O misterioso Cacau
Tendo chegado de Recife em 1975, aos 13 anos de idade, nunca havia visto o cacau,
nem mesmo sabia que o chocolate era produzido de uma fruta.
Em recife o comum era caldo de cana, milho assado, mel de engenho e as frutas nativas
como a pitomba, oiti, jambo, vendidos no meio da rua.
Só se tinha oportunidade de comer maça, uva, morango no caso de adoecimento. Mas,
sobre cacau nunca ouvimos falar, como até hoje poucos baianos sabem o que é
pitomba.
Morando em Salvador comecei a fazer amizades no colégio e no prédio onde morei,
quando conheci jovens que eram filhos de produtores de cacau, todos com fama de
abastados, donos de fazendas, gente com o futuro garantido, assim eram vistos.
Como eu nunca tive muito tino para distinguir um milionário de um pobre, especialmente
convivendo no mesmo ciclo, minhas relações com todos sempre foram de igualdade.
Alguns se tornaram grandes amigos, que enfrentavam as mesmas situações de
adolescentes nos estudos, dúvidas sobre vocação, profissão, engajamento social e
afetivo.
Passado o tempo, vestibulares feitos, profissões iniciadas, vida adulta chegando, a
grande maioria foi se afastando por conta das atividades cotidianas, à medida que o
cacau começou a ser muito conhecido por conta da tal vassoura de bruxa e do declínio
do poderio financeiro dos então coronéis do sul da Bahia.
Aquele futuro garantido que era esperado pelos herdeiros do cacau não era mais o
mesmo. Era necessário esforço, adaptação, busca por novos horizontes produtivos,
mudança de estilo de vida. Para quem nunca fez conta, essa mudança mexeu com o
juízo de muita gente, especialmente aqueles que já não tinham tanto juízo assim.

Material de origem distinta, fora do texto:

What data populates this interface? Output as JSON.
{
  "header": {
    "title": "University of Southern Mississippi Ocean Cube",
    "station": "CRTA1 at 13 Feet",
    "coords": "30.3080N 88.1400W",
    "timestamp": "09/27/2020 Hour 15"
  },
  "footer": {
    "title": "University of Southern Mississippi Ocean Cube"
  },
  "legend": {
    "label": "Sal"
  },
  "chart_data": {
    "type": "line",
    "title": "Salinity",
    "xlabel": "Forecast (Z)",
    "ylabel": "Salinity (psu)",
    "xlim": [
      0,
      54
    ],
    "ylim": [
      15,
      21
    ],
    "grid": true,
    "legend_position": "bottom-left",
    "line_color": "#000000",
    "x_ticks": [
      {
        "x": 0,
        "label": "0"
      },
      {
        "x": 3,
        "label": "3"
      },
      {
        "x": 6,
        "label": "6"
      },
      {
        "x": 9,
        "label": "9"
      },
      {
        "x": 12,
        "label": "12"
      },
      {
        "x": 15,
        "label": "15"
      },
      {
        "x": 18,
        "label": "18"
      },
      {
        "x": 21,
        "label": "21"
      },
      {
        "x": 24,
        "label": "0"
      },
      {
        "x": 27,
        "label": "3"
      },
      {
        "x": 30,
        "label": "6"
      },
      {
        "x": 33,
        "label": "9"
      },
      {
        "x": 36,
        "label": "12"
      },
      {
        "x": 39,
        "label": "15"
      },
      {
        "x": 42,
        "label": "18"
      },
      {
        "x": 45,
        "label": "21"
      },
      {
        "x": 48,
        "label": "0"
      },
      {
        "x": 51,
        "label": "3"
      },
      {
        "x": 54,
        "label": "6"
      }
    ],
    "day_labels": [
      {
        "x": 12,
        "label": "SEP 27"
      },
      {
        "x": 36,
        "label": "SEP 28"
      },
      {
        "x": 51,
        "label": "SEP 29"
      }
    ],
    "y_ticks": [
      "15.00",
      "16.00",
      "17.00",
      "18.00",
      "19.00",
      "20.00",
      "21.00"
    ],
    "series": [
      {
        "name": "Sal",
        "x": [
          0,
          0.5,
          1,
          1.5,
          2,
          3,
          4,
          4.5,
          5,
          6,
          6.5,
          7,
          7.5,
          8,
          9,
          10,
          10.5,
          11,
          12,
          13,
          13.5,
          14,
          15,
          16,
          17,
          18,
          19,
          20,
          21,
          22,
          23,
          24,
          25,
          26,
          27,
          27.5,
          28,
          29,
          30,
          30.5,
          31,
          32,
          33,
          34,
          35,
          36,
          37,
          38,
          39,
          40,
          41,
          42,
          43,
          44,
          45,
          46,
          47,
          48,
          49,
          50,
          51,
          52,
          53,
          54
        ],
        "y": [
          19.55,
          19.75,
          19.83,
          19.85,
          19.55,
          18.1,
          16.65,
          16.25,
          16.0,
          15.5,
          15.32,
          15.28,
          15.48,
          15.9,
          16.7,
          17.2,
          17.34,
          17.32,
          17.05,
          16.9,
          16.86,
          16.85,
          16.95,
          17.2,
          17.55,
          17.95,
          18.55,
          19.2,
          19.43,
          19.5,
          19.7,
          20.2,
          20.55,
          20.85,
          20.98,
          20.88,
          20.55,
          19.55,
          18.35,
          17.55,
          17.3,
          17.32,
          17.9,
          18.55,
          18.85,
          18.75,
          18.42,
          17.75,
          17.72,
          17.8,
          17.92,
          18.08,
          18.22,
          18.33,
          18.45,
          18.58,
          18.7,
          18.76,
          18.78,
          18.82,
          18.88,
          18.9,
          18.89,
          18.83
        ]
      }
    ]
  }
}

Meu contato com o interior, em Pernambuco, era com bacia leiteira de Garanhuns, no
agreste pernambucano, onde a maioria dos produtores tinha uma vida de muito esforço
para produzir queijo de coalho e dele criar os filhos, quando muito colocá-los para
estudar em Recife e fazer faculdade.
Não havia qualquer medida de comparação entre os produtores de leite ou mesmo dos
engenhos de Pernambuco com os produtores de cacau do sul da Bahia, sempre com
carros do ano, bons apartamentos, roupas de marca, dinheiro no bolso e a garantia de
um produto que nunca entrava em baixa.
Hoje já vemos o sul da Bahia, os filhos do cacau, se reerguendo em outras atividades,
além da produção de cacau, com esforço, criatividade, suor e lágrimas, honrando os
tempos daqueles que iniciaram essa saga. Que continuem valorizando o esforço dos
pioneiros, a superação da triste praga, a chegada das novas culturas e atividades, pois
essa será a melhor herança a ser deixada para toda a nova geração homens e mulheres
do cacau.
Cledson Sady
Membro da Academia Jacobinense de Letras Maio/2026

Uma resposta
Excelente texto que retratou a história do cacau nos tempos bons.